Editorial: There is no right to vote on rights

Editorial Board

Speaking to a small crowd that marched from downtown Des Moines to the grounds of the Iowa Capitol building, Des Moines Mayor Frank Cownie said of that group’s goal to reform gun laws, “This is not an assault on constitutional rights. This is about the safety of our communities. We deserve a conversation. We deserve a vote.”

But on what, exactly, do “we” deserve a right to vote? Americans are at an immense constitutional impasse as to what rights are protected by Second Amendment, which is often taken as protecting a person’s right to own firearms and to defend himself when attacked. Cownie’s statement, unfortunately, assumes that that impasse does not exist.

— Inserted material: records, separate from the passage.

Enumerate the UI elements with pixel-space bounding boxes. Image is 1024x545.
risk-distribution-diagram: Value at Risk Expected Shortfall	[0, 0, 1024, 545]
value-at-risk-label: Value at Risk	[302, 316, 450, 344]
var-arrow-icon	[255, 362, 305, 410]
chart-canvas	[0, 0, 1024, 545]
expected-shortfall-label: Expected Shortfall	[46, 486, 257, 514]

It assumes a common ground on which we all agree. That common ground does not exist. Although 58 percent of Americans believe that laws regulating the sale of firearms should be more strict than they currently are, 34 percent believe those laws should be kept as they are. And, even if a much larger majority than 58 percent believed that gun laws should be stricter, that consensus still would not resolve the question of what is, and is not, a constitutional right.

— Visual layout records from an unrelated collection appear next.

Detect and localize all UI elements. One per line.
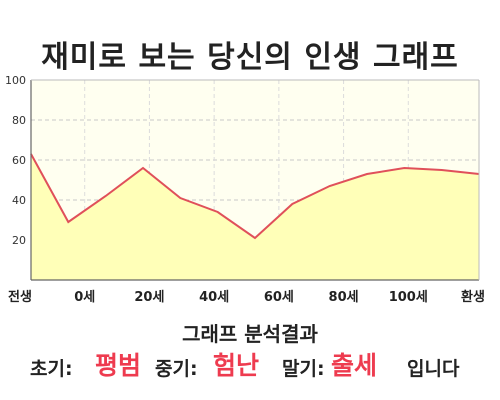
middle-label: 중기: (155, 358, 198, 380)
x-tick-label: 전생 (8, 289, 32, 305)
x-tick-label: 100세 (389, 290, 428, 305)
page-title: 재미로 보는 당신의 인생 그래프 (41, 40, 459, 75)
series-line (30, 153, 480, 240)
result-summary: 초기: 평범 중기: 험난 말기: 출세 입니다 (0, 346, 500, 380)
middle-value: 험난 (213, 351, 260, 380)
y-tick-label: 80 (12, 114, 26, 127)
late-value: 출세 (331, 351, 378, 380)
late-label: 말기: (282, 358, 325, 380)
x-tick-label: 80세 (329, 290, 359, 305)
x-tick-label: 60세 (264, 290, 294, 305)
result-suffix: 입니다 (407, 358, 460, 380)
y-tick-label: 60 (12, 154, 26, 167)
x-tick-label: 환생 (461, 289, 485, 305)
x-tick-label: 40세 (199, 290, 229, 305)
x-tick-label: 20세 (134, 290, 164, 305)
result-heading: 그래프 분석결과 (182, 322, 318, 346)
y-tick-label: 100 (5, 74, 26, 87)
x-tick-label: 0세 (74, 290, 95, 305)
y-tick-labels: 20 40 60 80 100 (5, 74, 26, 247)
y-tick-label: 20 (12, 234, 26, 247)
early-label: 초기: (30, 358, 73, 380)
early-value: 평범 (95, 351, 142, 380)
y-tick-label: 40 (12, 194, 26, 207)
x-tick-labels: 전생 0세 20세 40세 60세 80세 100세 환생 (8, 289, 485, 305)
area-fill (31, 154, 479, 280)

Opponents of Cownie’s position that “we” deserve a vote on a bill or referendum to curb access to guns share something in common with the proponents of same-sex marriage demonstrating outside the U.S. Supreme Court building and changing their Facebook profile pictures to a pink equals sign on a red background. Those two groups, we think, would agree on a key issue of the United States: Rights are not, and should not be, subject to popular vote.

Iowans, in fact, have been having this debate with respect to same-sex marriage for a few years now. After the Iowa Supreme Court struck down a state law that limited marriage to heterosexual couples, conservatives demanded that the Iowa Senate’s majority leader stop blocking an amendment to the Iowa Constitution that would limit marriages to heterosexual couples. “Let us vote,” they said. Naturally, supporters of same-sex couples’ right to vote cried foul — because rights should not be subject to the vote of anything but the most powerful of majorities.

Rights are a very abstract concept, and it is difficult to escape philosophy when discussing them. Suffice it to say, however, that if we have a right to do something, it is right that it be done. It would make no sense for an action to be a “right” if acting upon that right entailed hurting another person.

For this reason, the founders of the United States repudiated the notion of democracy and instead installed a republic. Since all the people who ever could hold governmental office are humans — since every office holder is fallible and liable to make mistakes — government should be limited, unable to cross certain thresholds. Conveniently, some of those rights, or “truths,” are self-evident.

Where a potential right is not self-evident, however, we must find a way of resolving that issue, before we can claim a right to “vote” on it. The same way that the U.S. Supreme Court is only now hearing key cases on same-sex marriage, a sweeping ruling on the right to bear arms has not yet come.